The smart move is to build up a list alongside your media buying efforts, so that inevitably when your campaign or offer dies, you'll still have leads and customers to follow up with, and potentially a real asset you can sell or build out into something more.

That's not always practical or realistic to do depending on what vertical or traffic source you're running on.

I'm mainly looking towards nutra there, but there's plenty of scammy type affiliate offers around that while one one hand are ideally suited for competing with other aggressive media buyers trying to eek out some front-end ROI on as wide an audience as possible, make for poor choices when trying to generate high lifetime value through positive customer experiences.

At least look towards verticals you can ideally use re-targeting with, as that's going to give you a nice edge over others not utilizing it.


01-07-2019 07:07 AM #6 vortex (Senior Moderator)

The most important points have already been made.

I just want to point out that pop traffic is the worst type of traffic for building customer relationship.

Basically it's interruption marketing where ads pop up out of nowhere, to interrupt whatever it is that the visitor is doing. It's usually not relevant to what the visitor is looking for either.

That, plus the fact that pop traffic targets the broadest audience you can imagine, pretty much limits us to promoting borderline/full-on scammy offers in a misleading/aggressive manner.

So it's a churn-and-burn model basically.

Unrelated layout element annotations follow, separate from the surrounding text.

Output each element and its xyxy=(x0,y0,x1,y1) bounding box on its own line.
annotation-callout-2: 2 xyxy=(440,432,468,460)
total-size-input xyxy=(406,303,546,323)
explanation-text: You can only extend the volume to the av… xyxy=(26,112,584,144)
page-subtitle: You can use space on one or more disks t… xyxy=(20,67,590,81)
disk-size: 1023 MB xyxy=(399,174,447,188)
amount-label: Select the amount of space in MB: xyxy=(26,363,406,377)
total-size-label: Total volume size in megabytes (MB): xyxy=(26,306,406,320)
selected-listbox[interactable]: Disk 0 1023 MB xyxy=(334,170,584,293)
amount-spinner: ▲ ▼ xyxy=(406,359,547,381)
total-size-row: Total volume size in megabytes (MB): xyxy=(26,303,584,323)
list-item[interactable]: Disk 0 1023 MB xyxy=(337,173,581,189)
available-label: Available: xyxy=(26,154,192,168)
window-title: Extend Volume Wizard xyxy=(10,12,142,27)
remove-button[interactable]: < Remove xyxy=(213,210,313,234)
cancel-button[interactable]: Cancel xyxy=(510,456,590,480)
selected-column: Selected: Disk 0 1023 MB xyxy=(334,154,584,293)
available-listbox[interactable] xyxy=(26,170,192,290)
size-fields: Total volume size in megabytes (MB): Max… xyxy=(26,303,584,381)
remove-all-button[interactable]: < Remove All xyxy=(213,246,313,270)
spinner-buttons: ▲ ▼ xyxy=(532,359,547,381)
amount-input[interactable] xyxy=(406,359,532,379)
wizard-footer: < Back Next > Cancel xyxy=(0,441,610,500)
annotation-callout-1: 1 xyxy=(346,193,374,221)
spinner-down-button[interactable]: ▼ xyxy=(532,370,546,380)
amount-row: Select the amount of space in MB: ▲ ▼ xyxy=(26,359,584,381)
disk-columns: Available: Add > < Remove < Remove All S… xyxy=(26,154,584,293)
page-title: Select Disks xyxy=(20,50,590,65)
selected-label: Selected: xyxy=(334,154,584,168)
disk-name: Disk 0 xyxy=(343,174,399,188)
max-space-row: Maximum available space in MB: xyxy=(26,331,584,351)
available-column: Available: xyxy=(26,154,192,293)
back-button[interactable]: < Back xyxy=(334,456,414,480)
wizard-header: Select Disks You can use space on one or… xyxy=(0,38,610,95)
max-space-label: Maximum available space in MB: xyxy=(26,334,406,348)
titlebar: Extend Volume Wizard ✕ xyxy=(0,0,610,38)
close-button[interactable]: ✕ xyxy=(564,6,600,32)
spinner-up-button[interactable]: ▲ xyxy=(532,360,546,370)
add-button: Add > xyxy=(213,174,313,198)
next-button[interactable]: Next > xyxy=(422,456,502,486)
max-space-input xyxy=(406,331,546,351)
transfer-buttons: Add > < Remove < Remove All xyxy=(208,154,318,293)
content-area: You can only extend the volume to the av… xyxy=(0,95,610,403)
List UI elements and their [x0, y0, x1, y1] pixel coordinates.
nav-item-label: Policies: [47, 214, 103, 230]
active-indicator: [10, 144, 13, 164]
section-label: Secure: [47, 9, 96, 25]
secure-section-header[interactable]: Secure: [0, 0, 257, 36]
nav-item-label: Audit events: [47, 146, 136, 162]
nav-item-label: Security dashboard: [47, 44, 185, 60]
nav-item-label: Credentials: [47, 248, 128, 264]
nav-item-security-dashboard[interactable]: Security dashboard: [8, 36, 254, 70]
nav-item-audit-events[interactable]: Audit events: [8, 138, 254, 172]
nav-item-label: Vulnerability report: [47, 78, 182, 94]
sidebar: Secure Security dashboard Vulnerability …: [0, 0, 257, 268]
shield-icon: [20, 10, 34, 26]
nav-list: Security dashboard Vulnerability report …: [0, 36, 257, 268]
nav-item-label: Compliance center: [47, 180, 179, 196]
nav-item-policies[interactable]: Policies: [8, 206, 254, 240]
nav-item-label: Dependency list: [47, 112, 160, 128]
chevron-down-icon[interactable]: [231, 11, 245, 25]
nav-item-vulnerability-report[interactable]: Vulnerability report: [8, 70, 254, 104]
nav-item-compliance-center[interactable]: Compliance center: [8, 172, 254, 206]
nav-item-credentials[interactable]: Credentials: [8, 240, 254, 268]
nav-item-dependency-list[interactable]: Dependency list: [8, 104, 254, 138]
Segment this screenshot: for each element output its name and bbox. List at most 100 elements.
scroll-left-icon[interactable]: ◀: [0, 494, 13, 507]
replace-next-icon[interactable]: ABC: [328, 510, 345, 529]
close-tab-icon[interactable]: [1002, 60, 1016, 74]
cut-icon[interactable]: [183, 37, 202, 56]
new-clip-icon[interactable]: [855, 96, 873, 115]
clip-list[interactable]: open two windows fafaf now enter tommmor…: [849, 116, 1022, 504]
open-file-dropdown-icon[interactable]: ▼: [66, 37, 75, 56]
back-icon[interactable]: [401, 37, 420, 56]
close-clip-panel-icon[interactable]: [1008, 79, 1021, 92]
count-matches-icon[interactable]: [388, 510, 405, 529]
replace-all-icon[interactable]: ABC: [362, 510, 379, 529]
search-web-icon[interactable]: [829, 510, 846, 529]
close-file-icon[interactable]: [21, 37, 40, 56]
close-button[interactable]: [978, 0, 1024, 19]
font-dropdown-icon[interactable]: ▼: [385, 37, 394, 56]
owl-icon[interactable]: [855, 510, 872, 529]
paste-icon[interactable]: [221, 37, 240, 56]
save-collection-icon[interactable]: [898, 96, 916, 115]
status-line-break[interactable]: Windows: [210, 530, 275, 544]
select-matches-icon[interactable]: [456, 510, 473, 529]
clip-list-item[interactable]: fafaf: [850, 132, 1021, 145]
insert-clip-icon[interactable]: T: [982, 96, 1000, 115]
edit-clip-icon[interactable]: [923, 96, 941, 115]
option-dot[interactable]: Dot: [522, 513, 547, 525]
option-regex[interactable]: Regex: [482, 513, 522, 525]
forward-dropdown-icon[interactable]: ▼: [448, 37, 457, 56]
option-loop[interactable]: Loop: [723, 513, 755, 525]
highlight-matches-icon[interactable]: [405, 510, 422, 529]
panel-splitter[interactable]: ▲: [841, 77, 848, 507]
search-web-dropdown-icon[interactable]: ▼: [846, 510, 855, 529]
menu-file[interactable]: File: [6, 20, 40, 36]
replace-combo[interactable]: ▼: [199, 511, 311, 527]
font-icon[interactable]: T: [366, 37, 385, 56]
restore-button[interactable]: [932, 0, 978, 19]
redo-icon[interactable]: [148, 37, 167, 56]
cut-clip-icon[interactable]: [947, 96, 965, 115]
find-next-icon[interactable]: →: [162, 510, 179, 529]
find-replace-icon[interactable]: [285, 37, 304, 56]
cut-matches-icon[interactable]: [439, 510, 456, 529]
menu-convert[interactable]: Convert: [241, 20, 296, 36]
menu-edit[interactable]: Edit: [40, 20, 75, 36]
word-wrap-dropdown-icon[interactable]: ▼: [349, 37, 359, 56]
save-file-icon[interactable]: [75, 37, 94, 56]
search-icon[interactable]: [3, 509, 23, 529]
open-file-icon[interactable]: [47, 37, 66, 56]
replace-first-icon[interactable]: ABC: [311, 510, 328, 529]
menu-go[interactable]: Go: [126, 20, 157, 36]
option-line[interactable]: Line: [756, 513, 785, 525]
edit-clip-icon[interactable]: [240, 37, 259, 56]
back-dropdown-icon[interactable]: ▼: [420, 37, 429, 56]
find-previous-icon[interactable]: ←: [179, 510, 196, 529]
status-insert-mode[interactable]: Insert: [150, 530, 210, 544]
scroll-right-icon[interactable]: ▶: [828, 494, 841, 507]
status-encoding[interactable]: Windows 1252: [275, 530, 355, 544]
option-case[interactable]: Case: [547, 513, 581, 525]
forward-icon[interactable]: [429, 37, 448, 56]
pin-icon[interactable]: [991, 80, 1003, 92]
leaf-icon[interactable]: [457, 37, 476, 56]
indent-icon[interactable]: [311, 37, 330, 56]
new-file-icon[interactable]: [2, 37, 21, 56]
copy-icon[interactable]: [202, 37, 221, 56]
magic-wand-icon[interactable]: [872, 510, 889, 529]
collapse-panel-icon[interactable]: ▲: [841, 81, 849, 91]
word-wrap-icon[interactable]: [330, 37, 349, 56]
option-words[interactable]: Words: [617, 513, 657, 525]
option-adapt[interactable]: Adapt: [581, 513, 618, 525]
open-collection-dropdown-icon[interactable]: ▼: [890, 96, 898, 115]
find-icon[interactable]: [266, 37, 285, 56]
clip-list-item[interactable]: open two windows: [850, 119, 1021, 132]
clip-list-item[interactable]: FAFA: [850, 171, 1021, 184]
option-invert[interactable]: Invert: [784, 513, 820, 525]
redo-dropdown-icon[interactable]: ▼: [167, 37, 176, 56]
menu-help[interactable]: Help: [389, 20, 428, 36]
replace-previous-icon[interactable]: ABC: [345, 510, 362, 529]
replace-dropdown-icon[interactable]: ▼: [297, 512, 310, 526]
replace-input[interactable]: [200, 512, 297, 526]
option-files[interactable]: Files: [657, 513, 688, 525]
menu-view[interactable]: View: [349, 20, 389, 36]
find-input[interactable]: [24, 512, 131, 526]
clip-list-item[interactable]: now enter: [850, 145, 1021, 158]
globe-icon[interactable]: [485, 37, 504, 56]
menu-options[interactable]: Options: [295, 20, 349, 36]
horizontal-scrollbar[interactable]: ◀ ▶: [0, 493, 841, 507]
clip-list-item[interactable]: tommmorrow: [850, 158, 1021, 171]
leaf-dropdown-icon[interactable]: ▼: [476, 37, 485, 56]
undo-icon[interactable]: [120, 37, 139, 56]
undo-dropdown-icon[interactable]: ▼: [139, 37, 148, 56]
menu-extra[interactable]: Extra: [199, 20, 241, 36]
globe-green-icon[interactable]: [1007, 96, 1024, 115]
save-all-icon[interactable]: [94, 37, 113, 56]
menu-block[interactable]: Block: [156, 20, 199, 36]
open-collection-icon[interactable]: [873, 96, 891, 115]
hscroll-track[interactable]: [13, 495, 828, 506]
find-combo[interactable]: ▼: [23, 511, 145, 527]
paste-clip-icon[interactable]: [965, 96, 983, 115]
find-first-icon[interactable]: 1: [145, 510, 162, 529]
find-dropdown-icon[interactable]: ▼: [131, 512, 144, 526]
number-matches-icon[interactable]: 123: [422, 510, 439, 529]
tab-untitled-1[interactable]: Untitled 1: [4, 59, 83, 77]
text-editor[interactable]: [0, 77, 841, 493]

However, just because this is the norm, it doesn't HAVE to be this way. If you take the time and effort to segment this broad audience further into more-niche mailing lists, it can really pay off in the long run. The following threads can offer more insight:

https://stmforum.com/forum/showthrea...6-Introduction

https://stmforum.com/forum/showthrea...-pops-possible




Amy


01-07-2019 12:26 PM #7 celador (Member)

Thanks Amy, all clarification is really helpful.

https://stmforum.com/forum/showthrea...6-Introduction

This link you posted was very interesting - I've been doing more or less the same thing on a much smaller scale with my mailing list inside ActiveCampaign for the last couple of years and it works amazingly well.

AC has enough automation (send triggers and tagging) capability for a great price that you can achieve a lot of what Nostra was talking about very cheaply. The one thing wrong with it for AM is that, last time i checked anyway, they didn't you to mail out about affiliate offers - you had to be a product owner. However Drip offer the same segmentation / tagging power and will, (again, last time I checked), permit affiliate offers.


01-07-2019 11:04 PM #8 vortex (Senior Moderator)

Nice celador - thanks for your info on AC - I love its capabilities as well.

Regarding affiliate links: If you use a tracker like Funnelflux, you don't need to use affiliate links or even tracking links - just embed tracker code snippets in the landing page you wish to send visitors to from the email. Then just put the lander page url in the email.


Amy

Sent from my SM-G930W8 using STM Forums mobile app


01-08-2019 06:03 AM #9 celador (Member)

Ah so AC is only bothered about direct links to affiliate sales pages? That's helpful if so as then I won't have to migrate to Drip. I have never looked into it deeply before as never needed to (was only linking to my own product).


01-08-2019 10:56 AM #10 matuloo (Legendary Moderator)

Quote Originally Posted by celador View Post
Ah so AC is only bothered about direct links to affiliate sales pages? That's helpful if so as then I won't have to migrate to Drip. I have never looked into it deeply before as never needed to (was only linking to my own product).
I don't think it's just about the link, some "email solutions" have problems with affiliate promotions in general. But using links without the affiliate codes makes it harder for them to spot an affiliate offer, so it could help somewhat.